Here’s an example. Remember that little thing that happened in ‘08? The housing crisis?* The market crashed, there was no foreseeable change for the better in sight and the world economy was in a panic.
But at the same time, the agricultural market was strong and remained strong through the crisis that plagued its counterpart.
In fact, when you look at the graph below, the market for agricultural properties has had pretty similar trends for the entirety of the last decade. The biggest change: a huge spike in average sale price at the end of ‘07 to the beginning of ‘08, right when the housing crisis hit.
(This graph depicts the average sale price of farms in Indiana from Jan. 2007 to Jan. 2017. Courtesy of MIBOR.com)

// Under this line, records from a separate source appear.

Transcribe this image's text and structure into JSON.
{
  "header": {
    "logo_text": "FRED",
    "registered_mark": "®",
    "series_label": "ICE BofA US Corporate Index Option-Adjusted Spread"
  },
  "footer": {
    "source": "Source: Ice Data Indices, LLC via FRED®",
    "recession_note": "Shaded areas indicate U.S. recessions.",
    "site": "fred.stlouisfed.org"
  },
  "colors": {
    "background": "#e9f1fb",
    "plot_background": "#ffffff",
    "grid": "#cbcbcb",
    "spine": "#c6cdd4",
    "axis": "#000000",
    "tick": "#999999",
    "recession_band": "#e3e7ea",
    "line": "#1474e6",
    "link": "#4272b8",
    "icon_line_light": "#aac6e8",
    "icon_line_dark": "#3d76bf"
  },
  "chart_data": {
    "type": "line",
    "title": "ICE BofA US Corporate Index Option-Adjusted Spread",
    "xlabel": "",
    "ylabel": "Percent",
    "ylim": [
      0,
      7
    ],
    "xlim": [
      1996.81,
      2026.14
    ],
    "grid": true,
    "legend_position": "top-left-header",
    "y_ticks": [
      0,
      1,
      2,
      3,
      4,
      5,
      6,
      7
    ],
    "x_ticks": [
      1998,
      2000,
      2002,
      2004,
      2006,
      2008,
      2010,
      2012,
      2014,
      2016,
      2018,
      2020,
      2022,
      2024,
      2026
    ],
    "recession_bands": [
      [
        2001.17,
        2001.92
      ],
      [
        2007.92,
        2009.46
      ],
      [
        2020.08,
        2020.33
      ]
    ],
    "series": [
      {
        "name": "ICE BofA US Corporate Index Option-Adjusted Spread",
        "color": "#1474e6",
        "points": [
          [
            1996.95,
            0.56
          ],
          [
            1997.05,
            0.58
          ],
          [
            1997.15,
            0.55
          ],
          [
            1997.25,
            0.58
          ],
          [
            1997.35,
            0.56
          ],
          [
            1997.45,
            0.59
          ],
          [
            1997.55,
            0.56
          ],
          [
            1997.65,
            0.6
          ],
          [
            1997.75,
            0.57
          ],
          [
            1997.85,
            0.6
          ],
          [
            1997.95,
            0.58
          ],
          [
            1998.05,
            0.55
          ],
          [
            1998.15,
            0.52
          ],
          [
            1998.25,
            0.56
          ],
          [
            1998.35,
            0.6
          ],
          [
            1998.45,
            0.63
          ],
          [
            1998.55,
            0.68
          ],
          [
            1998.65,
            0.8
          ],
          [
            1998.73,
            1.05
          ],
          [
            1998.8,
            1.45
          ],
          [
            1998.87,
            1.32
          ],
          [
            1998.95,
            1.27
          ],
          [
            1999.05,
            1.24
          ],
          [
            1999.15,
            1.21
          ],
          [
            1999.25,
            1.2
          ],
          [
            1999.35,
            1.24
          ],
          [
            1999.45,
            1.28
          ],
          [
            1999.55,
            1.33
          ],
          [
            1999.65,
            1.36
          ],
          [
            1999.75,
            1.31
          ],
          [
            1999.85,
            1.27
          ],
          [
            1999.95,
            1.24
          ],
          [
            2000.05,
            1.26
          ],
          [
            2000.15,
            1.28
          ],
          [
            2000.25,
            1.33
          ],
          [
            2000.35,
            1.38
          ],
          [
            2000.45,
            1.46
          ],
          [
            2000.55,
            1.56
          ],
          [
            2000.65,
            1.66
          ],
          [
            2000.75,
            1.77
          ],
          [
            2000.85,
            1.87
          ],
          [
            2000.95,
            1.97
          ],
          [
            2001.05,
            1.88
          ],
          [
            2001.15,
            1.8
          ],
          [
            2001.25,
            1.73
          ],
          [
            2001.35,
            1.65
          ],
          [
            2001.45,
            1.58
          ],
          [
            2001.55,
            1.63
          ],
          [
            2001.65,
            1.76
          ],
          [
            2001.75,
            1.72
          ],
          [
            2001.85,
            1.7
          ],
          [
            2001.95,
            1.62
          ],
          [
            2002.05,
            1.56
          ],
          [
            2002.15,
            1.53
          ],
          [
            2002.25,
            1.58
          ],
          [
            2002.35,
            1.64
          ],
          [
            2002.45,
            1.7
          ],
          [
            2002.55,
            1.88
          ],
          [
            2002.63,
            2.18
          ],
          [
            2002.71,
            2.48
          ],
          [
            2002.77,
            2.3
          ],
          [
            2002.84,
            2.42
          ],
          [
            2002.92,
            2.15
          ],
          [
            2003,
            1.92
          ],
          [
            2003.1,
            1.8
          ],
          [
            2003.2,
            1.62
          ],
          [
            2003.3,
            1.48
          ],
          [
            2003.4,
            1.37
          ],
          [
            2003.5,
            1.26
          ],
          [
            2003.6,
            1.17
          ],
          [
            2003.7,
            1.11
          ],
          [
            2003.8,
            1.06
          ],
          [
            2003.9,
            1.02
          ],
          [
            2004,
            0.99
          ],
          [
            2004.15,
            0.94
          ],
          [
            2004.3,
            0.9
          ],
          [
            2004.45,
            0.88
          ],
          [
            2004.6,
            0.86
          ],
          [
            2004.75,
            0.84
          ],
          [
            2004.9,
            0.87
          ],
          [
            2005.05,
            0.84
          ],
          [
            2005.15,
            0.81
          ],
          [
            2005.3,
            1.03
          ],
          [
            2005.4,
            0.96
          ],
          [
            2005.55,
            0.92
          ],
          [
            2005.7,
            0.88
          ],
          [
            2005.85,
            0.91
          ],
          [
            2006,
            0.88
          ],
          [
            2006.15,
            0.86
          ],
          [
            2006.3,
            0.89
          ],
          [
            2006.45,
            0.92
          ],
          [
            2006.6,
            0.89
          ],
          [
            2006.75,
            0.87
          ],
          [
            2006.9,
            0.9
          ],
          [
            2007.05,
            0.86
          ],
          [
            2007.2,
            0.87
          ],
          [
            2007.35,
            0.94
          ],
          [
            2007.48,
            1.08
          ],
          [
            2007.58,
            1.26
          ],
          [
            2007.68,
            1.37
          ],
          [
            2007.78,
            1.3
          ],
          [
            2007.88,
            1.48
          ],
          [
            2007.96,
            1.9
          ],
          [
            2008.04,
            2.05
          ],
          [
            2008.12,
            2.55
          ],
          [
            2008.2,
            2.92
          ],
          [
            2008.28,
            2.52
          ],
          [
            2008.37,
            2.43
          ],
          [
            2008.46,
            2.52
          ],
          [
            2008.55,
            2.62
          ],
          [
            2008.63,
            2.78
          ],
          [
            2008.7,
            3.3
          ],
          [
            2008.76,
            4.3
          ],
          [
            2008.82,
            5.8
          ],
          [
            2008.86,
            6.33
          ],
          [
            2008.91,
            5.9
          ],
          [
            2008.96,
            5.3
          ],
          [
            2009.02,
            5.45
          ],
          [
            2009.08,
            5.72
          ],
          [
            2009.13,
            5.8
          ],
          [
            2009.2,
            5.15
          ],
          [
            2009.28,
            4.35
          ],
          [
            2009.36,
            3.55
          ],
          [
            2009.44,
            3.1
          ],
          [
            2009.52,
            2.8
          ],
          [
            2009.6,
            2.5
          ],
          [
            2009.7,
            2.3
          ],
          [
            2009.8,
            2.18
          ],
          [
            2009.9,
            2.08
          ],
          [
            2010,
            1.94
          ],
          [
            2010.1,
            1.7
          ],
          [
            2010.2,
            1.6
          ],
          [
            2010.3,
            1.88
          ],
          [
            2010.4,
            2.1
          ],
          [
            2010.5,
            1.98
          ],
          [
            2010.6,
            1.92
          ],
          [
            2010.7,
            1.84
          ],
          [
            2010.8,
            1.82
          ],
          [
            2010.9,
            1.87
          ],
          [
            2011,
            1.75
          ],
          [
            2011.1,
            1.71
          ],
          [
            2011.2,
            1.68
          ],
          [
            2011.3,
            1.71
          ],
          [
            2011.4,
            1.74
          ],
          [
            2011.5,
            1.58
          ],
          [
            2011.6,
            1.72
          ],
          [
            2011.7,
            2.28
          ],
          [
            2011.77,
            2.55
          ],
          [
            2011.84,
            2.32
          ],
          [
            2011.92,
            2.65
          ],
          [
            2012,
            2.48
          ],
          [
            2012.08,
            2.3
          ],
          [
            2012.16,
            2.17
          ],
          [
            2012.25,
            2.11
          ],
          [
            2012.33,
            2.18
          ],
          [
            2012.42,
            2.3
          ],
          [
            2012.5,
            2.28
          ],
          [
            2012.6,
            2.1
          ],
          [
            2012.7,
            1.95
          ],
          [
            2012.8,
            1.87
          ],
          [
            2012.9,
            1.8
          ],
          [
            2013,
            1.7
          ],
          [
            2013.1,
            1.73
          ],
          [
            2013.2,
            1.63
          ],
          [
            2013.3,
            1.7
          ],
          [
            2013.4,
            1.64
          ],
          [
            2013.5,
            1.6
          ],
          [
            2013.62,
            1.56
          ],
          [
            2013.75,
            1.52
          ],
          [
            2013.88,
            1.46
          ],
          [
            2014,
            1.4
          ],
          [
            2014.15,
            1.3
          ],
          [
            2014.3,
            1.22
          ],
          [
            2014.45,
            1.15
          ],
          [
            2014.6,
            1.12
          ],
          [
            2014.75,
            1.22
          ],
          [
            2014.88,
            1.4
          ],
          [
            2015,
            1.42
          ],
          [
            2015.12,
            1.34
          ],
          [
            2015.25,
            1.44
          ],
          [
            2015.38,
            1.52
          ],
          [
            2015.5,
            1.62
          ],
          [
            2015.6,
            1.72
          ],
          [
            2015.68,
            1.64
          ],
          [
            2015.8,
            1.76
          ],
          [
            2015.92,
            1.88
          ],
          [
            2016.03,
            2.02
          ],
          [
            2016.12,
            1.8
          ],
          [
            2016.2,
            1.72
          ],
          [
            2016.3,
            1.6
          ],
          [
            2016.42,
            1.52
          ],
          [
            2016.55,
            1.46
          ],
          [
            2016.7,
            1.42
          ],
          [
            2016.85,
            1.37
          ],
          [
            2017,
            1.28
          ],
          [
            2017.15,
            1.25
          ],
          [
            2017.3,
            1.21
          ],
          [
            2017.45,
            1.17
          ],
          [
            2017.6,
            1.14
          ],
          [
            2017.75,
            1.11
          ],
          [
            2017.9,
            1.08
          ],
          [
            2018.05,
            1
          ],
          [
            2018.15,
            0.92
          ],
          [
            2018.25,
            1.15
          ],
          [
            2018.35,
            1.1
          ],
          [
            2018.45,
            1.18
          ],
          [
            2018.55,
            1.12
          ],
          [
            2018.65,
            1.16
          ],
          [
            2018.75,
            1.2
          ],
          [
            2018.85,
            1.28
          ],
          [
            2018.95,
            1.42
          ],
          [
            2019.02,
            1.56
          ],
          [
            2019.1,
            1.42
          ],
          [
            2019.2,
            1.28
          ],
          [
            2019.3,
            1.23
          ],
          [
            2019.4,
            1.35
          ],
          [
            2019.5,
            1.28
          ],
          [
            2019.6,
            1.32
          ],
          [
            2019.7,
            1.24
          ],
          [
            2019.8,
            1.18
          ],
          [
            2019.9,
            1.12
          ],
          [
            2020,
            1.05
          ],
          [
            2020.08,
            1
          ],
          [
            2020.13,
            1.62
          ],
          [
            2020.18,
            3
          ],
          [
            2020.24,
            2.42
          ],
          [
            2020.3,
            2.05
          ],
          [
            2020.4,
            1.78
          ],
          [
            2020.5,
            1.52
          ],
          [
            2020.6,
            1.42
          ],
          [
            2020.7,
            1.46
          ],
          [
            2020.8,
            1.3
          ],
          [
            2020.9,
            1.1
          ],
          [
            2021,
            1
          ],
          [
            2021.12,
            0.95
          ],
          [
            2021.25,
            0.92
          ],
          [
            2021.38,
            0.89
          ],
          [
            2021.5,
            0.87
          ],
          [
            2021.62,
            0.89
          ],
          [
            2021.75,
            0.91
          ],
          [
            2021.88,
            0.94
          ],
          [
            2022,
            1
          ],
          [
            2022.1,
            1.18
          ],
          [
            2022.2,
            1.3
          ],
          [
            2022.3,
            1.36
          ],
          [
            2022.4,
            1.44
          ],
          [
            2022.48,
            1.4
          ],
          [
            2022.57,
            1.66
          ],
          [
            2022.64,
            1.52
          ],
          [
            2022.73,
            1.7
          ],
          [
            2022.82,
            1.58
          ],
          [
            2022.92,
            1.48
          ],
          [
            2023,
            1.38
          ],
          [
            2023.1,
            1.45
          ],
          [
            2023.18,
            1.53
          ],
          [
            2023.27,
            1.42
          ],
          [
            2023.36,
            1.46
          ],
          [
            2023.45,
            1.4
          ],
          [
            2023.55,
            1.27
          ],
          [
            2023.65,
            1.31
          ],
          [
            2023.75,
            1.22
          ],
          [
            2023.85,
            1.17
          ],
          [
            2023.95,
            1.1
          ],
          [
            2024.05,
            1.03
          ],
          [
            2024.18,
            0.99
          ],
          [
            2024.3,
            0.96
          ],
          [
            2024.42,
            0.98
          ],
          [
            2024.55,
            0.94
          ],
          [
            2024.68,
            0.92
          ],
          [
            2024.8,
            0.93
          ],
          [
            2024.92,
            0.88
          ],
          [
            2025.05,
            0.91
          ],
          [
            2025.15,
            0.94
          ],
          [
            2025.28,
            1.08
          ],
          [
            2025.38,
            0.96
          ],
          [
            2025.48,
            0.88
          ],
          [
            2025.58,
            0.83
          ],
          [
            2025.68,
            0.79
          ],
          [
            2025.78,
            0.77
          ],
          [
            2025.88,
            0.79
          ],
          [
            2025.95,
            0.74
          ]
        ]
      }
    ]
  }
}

So when you ask that question to a quality realtor, you’ll probably get questions in response. What market are you looking in? Are you looking to buy, sell, lease, rent or invest? What geographical market are you looking in? Who are you asking for?
At any point in time, the different markets are all doing different things. What are they doing now, you may ask? Well I’ll give you a rundown.
In an article published on inman.com, the writer, Amber Taufen, looked forward to the year to come, 2017, from the pretty similar lense of December 2016. What was deduced? 2017 would once again be a seller’s market. This trend has been on the up-and-up for most places in the U.S, but the particular cities pointed to in this article were Denver, Colo. and San Francisco, Calif.
“While I expect inventory levels to rise in 2017, it will likely remain a seller’s market,” Chief Economist at Windermere Matthew Gardner said in the article. “…Sellers will likely find that it will take a little longer to sell, but demand will still outstrip supply…”
Looking closer to home, an article by Chris Sikich put out by the Indy Star this May says the same things about the central Indiana market as the inman.com article says about the national market. The sellers are running the show.
According to the Indy Star article, property values are at an all-time high in central Indiana.
In Hamilton county, the leading county in this real estate boom, “sellers have the advantage, pushing median sales prices up 12.6 percent to $250,000,” the article said. “Just a decade ago, the median home price was roughly $200,000.”
(This graph depicts the average sale price of single family homes in central Indiana from Jan. 2007 to Jan. 2017. Courtesy of MIBOR.com)
But what does it mean to be a seller’s market?
Basically, the seller’s are in control. There are more buyers looking for homes than there are homes actually for sale. Therefore, homes will go faster and hopeful buyers will see their dream home snatched right from their grasps as they’re filling out an offer just a little later than the lucky buyer before them.
Here’s an example. As I am writing this article, a house we put on the market has had 17 showings, three offers and an accepted offer all in less than 24 hours of being on the market.
With all that being said, the inman.com article says that the market could begin to shift in favor of the buyer sometime around 2018 and 2019. This means that there will be more homes available than there are people looking to buy; vice versa of the seller’s market.
What this all boils down to is that the market isn’t simple. There’s so many different factors that go into each individual market that then, in turn, weigh on the other markets. It’s a big, jumbled mess in every sense of the word. But, if you know a little about it, it can be pieced into smaller bits and analyzed in a way that can help prospective buyers and sellers know what they’re getting into.
So the next time you ask your realtor buddy “How’s the market?” be prepared to get asked questions in return.
*If you haven’t seen “The Big Short,” go watch it before you even start looking into the market. It’s good, it’s clever, it won some Oscars, but more importantly it’ll help you understand the complexity of the market a little better.